From Truthout
Shortly after Joe Biden took office, the president delivered a speech at the U.S. Department of State, declaring, "I want the world to hear today: America is back". Diplomacy is back at the center of our foreign policy... By leading with diplomacy, we must also mean engaging our adversaries and our competitors diplomatically, where it's in our interest, and advance the security of the American people."
Instead of de-escalation with China, we are witnessing an enormous U.S. military buildup through massive military exercises in the Pacific.
A huge, 17,000 personnel, U.S. military land exercise named Talisman Sabre is now going on in Australia, causing much concern to many people there. Talisman Sabre 2021 involves practice for amphibious assaults, movement of heavy vehicles, use of live ammunition, and the use of U.S. nuclear-powered and nuclear-weapon-capable vessels
Annette Brownlie, chairperson of the Independent and Peaceful Australia Network said:
"Talisman Sabre is a threat to the [Great Barrier] reef and to the environment. ...The objective of Talisman Sabre is to integrate the Australian military further into the U.S. military, which is ranked among the world's worst polluters and is the world's greatest organizational consumer of oil. ...Let us not forget that during Talisman Sabre in 2013, the U.S. jettisoned four unarmed bombs on the Great Barrier Reef when they had difficulty dropping them on their intended target, Townshend Island."

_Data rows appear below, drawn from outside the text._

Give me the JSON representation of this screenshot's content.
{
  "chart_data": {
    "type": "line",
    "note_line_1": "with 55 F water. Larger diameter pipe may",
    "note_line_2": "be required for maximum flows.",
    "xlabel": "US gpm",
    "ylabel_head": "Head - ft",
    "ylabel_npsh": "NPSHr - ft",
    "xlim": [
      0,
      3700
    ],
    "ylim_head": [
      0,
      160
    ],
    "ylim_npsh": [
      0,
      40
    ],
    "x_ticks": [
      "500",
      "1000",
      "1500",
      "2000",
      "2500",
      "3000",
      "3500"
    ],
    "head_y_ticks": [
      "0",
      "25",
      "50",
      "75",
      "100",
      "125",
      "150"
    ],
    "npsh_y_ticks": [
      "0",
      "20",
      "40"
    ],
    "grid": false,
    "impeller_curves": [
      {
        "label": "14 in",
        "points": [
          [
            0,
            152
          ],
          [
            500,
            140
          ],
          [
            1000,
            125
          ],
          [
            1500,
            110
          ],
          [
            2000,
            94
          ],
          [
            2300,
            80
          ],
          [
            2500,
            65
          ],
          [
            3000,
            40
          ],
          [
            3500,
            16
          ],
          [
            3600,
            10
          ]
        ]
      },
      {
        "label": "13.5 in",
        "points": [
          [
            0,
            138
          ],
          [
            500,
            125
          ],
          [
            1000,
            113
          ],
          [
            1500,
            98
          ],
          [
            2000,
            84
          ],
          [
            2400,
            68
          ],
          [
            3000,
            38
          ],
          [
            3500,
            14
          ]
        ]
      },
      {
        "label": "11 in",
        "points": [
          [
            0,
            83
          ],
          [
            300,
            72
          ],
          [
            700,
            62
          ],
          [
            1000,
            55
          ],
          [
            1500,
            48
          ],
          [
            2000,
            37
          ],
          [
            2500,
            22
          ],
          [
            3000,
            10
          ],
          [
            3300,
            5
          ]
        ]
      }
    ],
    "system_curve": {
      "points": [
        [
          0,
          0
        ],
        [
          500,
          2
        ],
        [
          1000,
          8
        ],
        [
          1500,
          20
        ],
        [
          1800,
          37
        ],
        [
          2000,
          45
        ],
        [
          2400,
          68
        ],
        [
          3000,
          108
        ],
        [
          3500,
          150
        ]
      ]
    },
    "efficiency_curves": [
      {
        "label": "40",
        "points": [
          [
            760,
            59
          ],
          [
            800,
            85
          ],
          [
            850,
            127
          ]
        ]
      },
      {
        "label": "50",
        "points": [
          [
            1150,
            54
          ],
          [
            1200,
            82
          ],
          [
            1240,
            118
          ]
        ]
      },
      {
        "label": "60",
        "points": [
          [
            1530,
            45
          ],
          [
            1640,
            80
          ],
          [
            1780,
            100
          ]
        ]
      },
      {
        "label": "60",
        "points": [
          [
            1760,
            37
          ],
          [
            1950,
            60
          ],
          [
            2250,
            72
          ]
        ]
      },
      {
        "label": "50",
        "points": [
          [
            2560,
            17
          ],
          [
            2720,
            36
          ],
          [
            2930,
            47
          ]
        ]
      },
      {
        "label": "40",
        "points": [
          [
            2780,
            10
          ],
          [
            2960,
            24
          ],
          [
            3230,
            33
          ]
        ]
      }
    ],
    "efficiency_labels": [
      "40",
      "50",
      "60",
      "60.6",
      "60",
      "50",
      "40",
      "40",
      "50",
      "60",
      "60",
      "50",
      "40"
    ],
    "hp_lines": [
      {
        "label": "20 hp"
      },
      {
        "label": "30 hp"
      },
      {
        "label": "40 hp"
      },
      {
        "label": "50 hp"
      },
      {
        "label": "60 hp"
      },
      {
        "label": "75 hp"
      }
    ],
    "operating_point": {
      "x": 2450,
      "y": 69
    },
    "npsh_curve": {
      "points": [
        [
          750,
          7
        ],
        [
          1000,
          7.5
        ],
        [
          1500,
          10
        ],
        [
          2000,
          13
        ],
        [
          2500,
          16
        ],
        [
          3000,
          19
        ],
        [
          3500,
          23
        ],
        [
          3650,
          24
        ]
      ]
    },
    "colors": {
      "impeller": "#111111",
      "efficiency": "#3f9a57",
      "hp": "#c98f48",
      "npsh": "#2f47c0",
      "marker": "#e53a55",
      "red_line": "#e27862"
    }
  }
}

Additionally, in mid-July, 25 F-22 stealth jet fighters (a remarkable number), 10 F-15 E Strike Eagles and two C-130J cargo planes have flown into Guam, a U.S. territory, and Tinian Island in the Northern Marianas, one of two U.S. commonwealths, as a part of "Pacific Iron 2021." This maneuver is described by the Honolulu Star-Advertiser newspaper as a key part of the "kick down the door" force for a possible conflict with China. Retired Lt. General Dan Leaf, a former deputy commander of the U.S. Pacific Command, said he was not aware of a previous exercise using this many F-22s.
The Pacific Air Force command in Honolulu said that Iron Pacific 2021 will have more than 35 aircraft and 800 personnel. They will have operations at three airports on Guam and one airport on Tinian, 100 miles north of Guam. U.S. aircraft that dropped atomic bombs on Hiroshima and Nagasaki 76 years ago flew from Tinian. Runways on Tinian, had fallen in disrepair until recently when major U.S. Air Force construction began to create an alternate air base to Guam.
Currently, Guam is also the site of the U.S. Army's land war maneuvers called Forager 2021. About 4,000 U.S. personnel from the U.S. Army's First Corps will be involved in various aspects of an airborne operation with the Japan Ground Self-Defense Force and 1st Special Forces Group, and an Apache attack helicopter live fire exercise. The war maneuvers also include eight-wheeled armored fighting vehicles called Strykers; lightweight, highly mobile, easily transportable surface-to-air missile fire unit with eight Stinger missiles in two missile pods named Avengers; and High Mobility Artillery Rocket Systems. Forager 2021 tests the Army's capability to rapidly deploy personnel and equipment in order to counter enemy forces.
Activists in Guam are mobilizing against the military buildup. Lisa Natividad, professor of social work at the University of Guam and primary convener of the Guahan Coalition for Peace and Justice, told Truthout that the change has been stark: "Our concrete houses have been shaken from the military maneuvers by aircraft we have never seen before."